Combat Wildlife Trafficking by Traveling Responsibly
A coalition of more than 80 zoos, aquariums, and non-profit organizations, the Wildlife Trafficking Alliance (WTA) aims to prevent and reduce incidents of illegal wildlife trade. A core aspect of the WTA’s mission is to educate the public on the extent of the wildlife trafficking crisis, as well as how they can make responsible choices when traveling.
Travelers abroad have many opportunities to engage in practices that rely on wildlife trafficking. For example, some attractions offering interactions or photos with animals may obtain their animals from the wild. Travelers should select tourism experiences that do not negatively impact animal welfare.
Typically, these facilities have accreditation or approval from conservation or government agencies.
Tourists should inquire about the supply chain for any souvenirs they purchase. For example, wood products should come from ethically and sustainably harvested wood, as illegal deforestation destroys animal habitats and contributes to illegal wildlife trafficking.
Avoid purchasing any products made from the skin, leather, bone, or fur of endangered or exotic animals. Even if the purchase is legal, items made from exotic feathers, shells, tusks, or other animal byproducts encourage illegal poaching. Legal markets help maintain a demand for products made from vulnerable species, which encourages exploitation and transnational criminal networks.

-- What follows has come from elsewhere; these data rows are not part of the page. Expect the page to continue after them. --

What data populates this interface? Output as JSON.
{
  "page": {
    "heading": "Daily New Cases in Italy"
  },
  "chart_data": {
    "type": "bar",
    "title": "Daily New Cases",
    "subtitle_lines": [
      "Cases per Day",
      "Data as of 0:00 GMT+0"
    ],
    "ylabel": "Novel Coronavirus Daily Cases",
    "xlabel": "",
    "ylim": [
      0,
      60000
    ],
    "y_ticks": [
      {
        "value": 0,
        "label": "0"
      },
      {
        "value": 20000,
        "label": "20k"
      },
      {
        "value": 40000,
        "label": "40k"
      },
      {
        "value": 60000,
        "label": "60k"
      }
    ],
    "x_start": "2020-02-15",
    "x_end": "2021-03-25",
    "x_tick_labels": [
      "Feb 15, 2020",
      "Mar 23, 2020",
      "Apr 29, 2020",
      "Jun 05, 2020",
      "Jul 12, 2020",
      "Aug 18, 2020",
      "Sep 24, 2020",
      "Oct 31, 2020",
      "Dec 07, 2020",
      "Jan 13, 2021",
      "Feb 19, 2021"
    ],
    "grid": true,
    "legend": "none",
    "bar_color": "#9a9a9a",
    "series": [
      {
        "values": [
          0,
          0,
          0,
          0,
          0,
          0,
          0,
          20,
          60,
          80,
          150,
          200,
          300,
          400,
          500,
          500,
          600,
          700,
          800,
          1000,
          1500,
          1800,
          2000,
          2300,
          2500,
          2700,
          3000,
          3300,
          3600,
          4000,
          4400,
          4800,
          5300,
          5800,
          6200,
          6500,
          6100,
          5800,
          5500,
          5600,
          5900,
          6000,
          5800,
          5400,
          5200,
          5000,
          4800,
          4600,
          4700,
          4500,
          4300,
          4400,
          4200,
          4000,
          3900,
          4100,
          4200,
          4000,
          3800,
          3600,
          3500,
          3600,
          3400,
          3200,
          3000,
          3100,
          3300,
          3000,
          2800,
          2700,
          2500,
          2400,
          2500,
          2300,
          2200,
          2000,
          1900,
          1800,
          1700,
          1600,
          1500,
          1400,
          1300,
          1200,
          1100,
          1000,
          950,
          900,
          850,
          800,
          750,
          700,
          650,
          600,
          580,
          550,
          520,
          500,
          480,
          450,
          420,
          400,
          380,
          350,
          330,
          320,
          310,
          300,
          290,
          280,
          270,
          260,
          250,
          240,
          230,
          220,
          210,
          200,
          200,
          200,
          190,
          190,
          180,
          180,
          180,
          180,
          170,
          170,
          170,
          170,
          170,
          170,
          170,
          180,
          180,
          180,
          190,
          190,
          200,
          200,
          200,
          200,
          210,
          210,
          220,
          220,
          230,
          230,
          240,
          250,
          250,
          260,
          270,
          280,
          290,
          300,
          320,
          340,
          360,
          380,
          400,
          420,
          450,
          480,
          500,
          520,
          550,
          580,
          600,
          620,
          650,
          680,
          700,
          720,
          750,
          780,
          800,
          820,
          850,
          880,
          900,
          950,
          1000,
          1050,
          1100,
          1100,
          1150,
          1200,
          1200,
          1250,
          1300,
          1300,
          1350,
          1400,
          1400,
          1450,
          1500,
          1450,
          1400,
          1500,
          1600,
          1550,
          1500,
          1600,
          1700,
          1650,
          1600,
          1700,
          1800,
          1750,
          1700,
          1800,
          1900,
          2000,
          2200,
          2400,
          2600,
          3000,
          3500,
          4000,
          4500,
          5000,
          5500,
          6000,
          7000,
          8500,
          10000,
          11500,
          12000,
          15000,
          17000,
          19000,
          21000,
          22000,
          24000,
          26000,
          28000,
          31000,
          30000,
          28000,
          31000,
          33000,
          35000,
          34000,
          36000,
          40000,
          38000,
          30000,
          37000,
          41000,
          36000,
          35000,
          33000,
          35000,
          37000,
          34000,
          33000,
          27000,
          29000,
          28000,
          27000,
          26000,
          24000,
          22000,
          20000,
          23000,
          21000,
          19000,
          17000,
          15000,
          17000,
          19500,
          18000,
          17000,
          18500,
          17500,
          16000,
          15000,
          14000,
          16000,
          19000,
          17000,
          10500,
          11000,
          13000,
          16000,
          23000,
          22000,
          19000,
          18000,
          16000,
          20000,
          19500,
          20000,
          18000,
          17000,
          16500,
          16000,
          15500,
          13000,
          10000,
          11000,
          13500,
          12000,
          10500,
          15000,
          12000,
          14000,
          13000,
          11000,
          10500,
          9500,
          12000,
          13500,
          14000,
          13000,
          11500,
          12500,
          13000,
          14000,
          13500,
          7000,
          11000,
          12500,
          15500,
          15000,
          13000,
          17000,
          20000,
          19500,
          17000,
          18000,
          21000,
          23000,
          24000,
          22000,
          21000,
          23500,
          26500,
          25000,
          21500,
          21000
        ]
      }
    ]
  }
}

Consumers should ask what each item is made of and where each product came from, as well as request documentation to verify the legal source. Travelers should inquire if the purchase is legal in the country they are visiting and whether they need a permit or other documents to bring the item into the United States.
In addition to shopping responsibly, travelers can make eating choices that combat wildlife trafficking. Many adventurous travelers try exotic dishes such as shark fin soup or swallow nest soup out of curiosity. However, these dishes rely on unethical harvesting and decimate local populations of vulnerable and endangered species.
For example, the demand for shark fin soup results in approximately 73 million sharks being killed yearly. These sharks are killed for their fins alone, while the rest of the meat is discarded. To make ethical choices about seafood, travelers can consult the Good Fish Guide, which outlines how each seafood choice affects the environment. Other delicacies to avoid include tiger bone wine and exotic meats from monkeys, turtles, snakes, songbirds, salamander, and medicines made from animal products.
Illegal trafficking applies to coral and shells. Many countries forbid the collection of live coral and coral products, so travelers should consult authorities before purchasing jewelry or other items made of coral.
The import of queen conch shells from some Caribbean countries is illegal, so travelers should check with import authorities before purchasing. Because international sea turtle trade is prohibited, travelers should not buy jewelry or other tortoiseshell products. Without a permit, tourists may only import up to 125 grams (about 8 ounces) of sturgeon caviar per person per trip. Caviar that comes from species such as beluga is prohibited in any amount.
At home, travelers should support legislation that prevents and prosecutes wildlife trafficking. For example, in 2016, Congress passed the bipartisan Eliminate, Neutralize, and Disrupt (“END”) Wildlife Trafficking Act, which bolsters the work of the National Task Force on Wildlife Trafficking.